A partir daí Kotscho se tornou uma espécie de repórter confidente de Luiz Inácio, acompanhando-o na fundação do PT, nas principais campanhas e lutas, até as das eleições presidenciais e a vitória de 2002. O livro deveria terminar com o afastamento de Ricardo Kotscho do governo, em 2004, por razões de natureza pessoal, segundo conta. Entretanto, as vicissitudes históricas da crise do governo Lula e do partido em 2005, a partir das denúncias sobre o caso Waldomiro Diniz e do então deputado Roberto Jefferson, levaram o autor a redigir um posfácio, no qual aborda os primeiros desdobramentos do terremoto que abalou o Planalto e o PT.

A narração é fascinante, tendo (a meu ver) os pontos mais altos nas histórias da origem da família Kotscho e nas histórias das caravanas da cidadania e nas grandes campanhas presidenciais, a partir de 1989. Há um relato extraordinário, que é o do reencontro entre o pai de Kotscho e sua mãe (a avó do repórter), por acaso, nas ruas de uma cidade européia devastada pela guerra.

Ele lá fora procurar parentes que tivessem sobrevivido, e ela vagava pelas ruas como mendiga, quando se cruzaram e, depois de passar por ela, o pai do futuro repórter se convenceu de que aquela passante era quem de fato era.

Nas caravanas e nas campanhas ressalta-se a verdadeira epopéia que foi a travessia de Lula por este país, desde sua terra natal, embora o repórter a acompanhe a partir de São Bernardo, até o Palácio do Planalto. A trajetória evoca algo do porte da Coluna Prestes, que, partindo do Rio Grande do Sul na década de 20, refundou a consciência do país.
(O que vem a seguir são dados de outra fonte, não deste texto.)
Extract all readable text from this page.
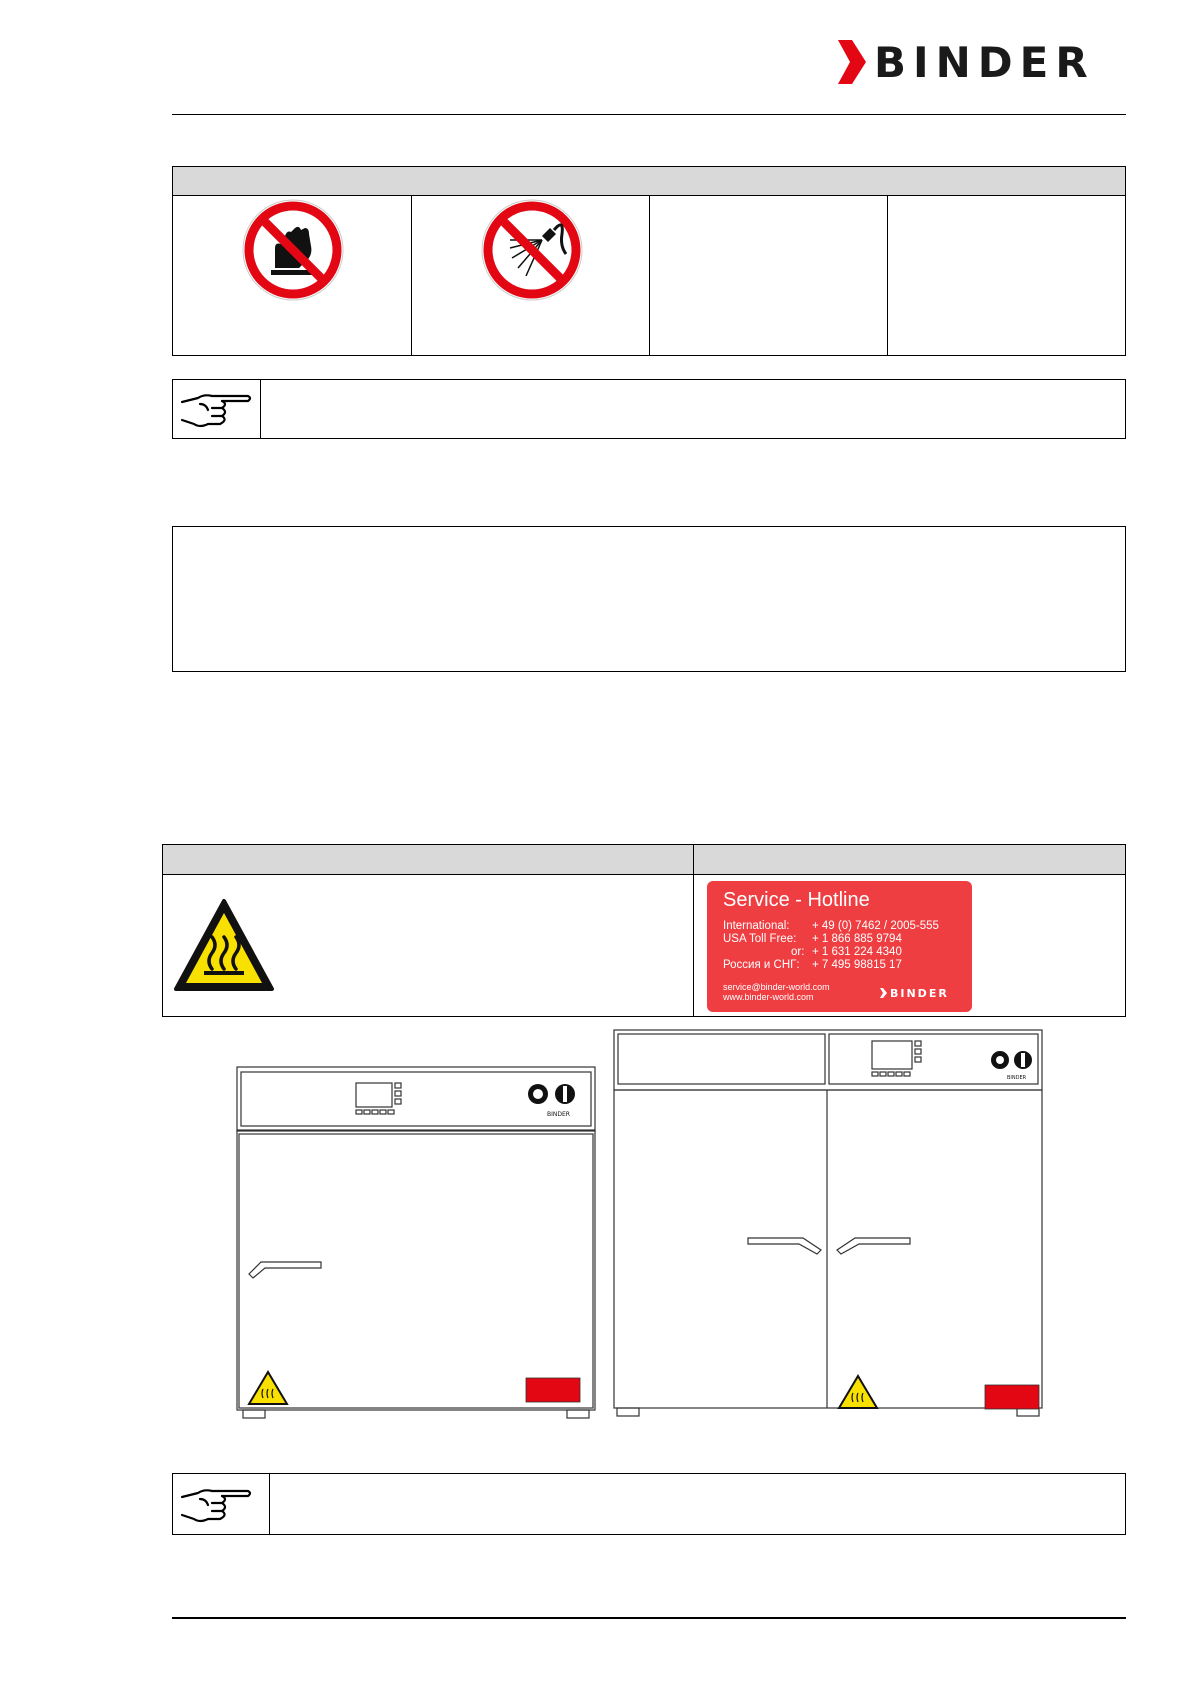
BINDER
Service - Hotline
International: + 49 (0) 7462 / 2005-555
USA Toll Free: + 1 866 885 9794
or: + 1 631 224 4340
Россия и СНГ: + 7 495 98815 17
service@binder-world.com
www.binder-world.com	BINDER
BINDER
BINDER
E Ricardo narra tudo com grande vivacidade, como o excelente repórter que sempre foi, é e será.

Paira em tudo, neste livro indispensável, um tom de ingenuidade quanto à análise de certas circunstâncias políticas. Vou dar dois exemplos, os que penso mais importantes: a visão do complicado relacionamento da grande imprensa com o governo Lula e a visão das contradições da política econômica e decisões conexas por parte do governo. No primeiro caso, Kotscho insiste na visão de uma série de mal-entendidos como base do mau relacionamento, escapando-lhe uma visão mais aprofundada da enorme incompatibilidade entre empresas jornalísticas dominadas por e a cavaleiro de uma ideologia neoliberal e a aceitação de uma trajetória como a de Lula e do PT.

E, na outra, falta-lhe pesar a profunda decepção provocada pelas opções conservadoras do governo em largos setores da sociedade e em companheiros das primeiras horas.

Mas essas são as opções do repórter, que informam seus pontos de vista numa narração brilhante. O livro se interrompe no momento em que Kotscho deixa o lugar seguro no Planalto e, ao que parece, prepara-se para novas trajetórias. Pergunta- se, pois: ...e depois? É a mesma pergunta que paira agora sobre o objeto e sujeito de sua narração, o presidente e seu governo: e depois? Ou melhor, e agora?